In particolare, la regolamentazione del mondo digitale avviata dall’Unione europea tramite l’introduzione di una serie di provvedimenti interconnessi, tra cui è possibile annoverare il Digital Market Act e il Digital Services Act è volta a garantire che gli utenti digitali abbiano accesso a prodotti e contenuti sicuri, nonché a proteggere i diritti fondamentali degli stessi; e ad assicurare il rispetto dei principi di libero mercato e della concorrenza nei settori digitali per stimolare l'innovazione e la crescita delle imprese all’interno del territorio europeo.

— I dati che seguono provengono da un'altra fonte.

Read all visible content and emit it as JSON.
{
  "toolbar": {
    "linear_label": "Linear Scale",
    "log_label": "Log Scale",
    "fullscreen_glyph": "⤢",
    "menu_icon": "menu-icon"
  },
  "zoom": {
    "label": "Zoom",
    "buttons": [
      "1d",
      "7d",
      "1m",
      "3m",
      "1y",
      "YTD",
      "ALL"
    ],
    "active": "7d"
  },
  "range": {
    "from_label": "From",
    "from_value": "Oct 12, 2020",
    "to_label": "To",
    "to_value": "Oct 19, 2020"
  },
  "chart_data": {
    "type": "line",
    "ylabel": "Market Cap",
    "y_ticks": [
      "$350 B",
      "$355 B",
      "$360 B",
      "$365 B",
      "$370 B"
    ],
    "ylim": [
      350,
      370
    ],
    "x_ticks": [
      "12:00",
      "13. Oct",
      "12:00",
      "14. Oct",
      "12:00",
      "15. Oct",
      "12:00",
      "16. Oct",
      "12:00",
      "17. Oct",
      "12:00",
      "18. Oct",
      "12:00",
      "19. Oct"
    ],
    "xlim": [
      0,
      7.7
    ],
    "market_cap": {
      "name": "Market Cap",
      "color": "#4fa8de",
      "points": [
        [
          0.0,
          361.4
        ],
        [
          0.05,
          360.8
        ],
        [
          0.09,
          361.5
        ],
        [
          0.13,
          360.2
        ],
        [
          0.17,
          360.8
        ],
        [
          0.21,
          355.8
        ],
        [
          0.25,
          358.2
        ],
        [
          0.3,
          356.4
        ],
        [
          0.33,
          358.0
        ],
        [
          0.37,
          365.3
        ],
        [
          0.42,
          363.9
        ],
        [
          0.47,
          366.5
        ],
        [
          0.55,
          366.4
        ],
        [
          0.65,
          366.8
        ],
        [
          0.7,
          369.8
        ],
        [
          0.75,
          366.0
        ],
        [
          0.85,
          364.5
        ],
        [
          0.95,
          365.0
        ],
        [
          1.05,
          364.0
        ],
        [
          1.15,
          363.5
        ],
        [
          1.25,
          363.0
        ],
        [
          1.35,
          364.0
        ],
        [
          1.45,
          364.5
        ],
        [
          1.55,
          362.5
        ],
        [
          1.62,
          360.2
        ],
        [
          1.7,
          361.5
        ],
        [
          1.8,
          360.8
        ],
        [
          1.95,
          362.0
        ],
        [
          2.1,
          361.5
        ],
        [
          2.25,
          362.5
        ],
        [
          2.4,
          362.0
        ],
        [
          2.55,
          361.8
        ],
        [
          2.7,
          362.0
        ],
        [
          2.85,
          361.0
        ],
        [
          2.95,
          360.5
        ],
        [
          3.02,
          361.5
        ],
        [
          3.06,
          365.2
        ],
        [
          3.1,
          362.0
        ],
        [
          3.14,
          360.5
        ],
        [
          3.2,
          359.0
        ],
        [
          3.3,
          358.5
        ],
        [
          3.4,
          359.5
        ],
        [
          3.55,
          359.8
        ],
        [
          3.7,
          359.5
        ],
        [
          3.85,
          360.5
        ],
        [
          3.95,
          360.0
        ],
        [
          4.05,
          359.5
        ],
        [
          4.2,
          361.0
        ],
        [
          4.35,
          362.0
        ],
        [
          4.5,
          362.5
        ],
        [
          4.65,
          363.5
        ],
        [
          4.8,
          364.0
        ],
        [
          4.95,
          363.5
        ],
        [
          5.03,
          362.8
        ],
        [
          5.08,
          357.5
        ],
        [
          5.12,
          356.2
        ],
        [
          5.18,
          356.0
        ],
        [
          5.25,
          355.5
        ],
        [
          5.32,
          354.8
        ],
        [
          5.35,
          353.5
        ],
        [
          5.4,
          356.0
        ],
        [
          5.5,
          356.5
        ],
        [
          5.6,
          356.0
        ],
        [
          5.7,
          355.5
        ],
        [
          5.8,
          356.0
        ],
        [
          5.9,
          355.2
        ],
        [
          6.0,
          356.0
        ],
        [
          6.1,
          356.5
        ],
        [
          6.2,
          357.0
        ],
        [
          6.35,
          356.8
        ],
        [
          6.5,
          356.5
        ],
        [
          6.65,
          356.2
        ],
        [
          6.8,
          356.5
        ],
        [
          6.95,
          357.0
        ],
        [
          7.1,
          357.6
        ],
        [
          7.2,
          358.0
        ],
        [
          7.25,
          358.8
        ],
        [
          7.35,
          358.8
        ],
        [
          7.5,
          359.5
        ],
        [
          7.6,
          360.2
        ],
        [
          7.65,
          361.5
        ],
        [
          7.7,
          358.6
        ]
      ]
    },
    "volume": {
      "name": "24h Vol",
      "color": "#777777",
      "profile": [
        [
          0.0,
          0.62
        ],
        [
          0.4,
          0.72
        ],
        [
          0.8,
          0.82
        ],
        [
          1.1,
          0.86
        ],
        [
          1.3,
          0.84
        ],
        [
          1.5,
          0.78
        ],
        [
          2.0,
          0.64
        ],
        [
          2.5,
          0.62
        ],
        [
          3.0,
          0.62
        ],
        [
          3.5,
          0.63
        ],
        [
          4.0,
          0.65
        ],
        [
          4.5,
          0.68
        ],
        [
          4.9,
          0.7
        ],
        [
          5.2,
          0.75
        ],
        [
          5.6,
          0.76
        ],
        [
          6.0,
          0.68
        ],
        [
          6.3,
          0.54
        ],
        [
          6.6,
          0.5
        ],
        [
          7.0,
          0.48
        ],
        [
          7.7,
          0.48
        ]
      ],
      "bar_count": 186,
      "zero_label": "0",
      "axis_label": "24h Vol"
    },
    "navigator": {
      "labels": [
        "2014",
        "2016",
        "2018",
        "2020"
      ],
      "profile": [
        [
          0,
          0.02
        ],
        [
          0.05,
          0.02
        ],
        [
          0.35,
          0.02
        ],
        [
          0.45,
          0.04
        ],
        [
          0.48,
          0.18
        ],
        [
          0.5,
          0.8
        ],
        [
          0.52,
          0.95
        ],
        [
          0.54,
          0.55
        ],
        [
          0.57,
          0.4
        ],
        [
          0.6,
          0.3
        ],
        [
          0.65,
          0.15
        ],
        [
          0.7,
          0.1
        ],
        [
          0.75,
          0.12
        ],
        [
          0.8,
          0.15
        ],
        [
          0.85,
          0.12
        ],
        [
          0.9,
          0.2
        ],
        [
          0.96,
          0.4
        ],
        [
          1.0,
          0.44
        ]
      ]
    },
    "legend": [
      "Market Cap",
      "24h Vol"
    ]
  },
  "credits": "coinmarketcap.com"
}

Nell’ambito del diritto della concorrenza, il Digital Market Act o DMA ha l’obiettivo di uniformare le opportunità di crescita delle imprese europee, indipendentemente dalla loro dimensione, tramite la regolamentazione delle società che controllano i punti chiave dei canali di distribuzione del mercato digitale e che hanno, pertanto, assunto una rilevanza notevole nel mercato (c.d. "Gatekeeper").

Le nuove norme stabiliscono degli obblighi e dei divieti che queste piattaforme dovranno rispettare nelle loro attività quotidiane. Tra i diversi obblighi previsti dalla DMA, i Gatekeeper dovranno rendere i propri servizi interoperabili per i terzi in situazioni specifiche.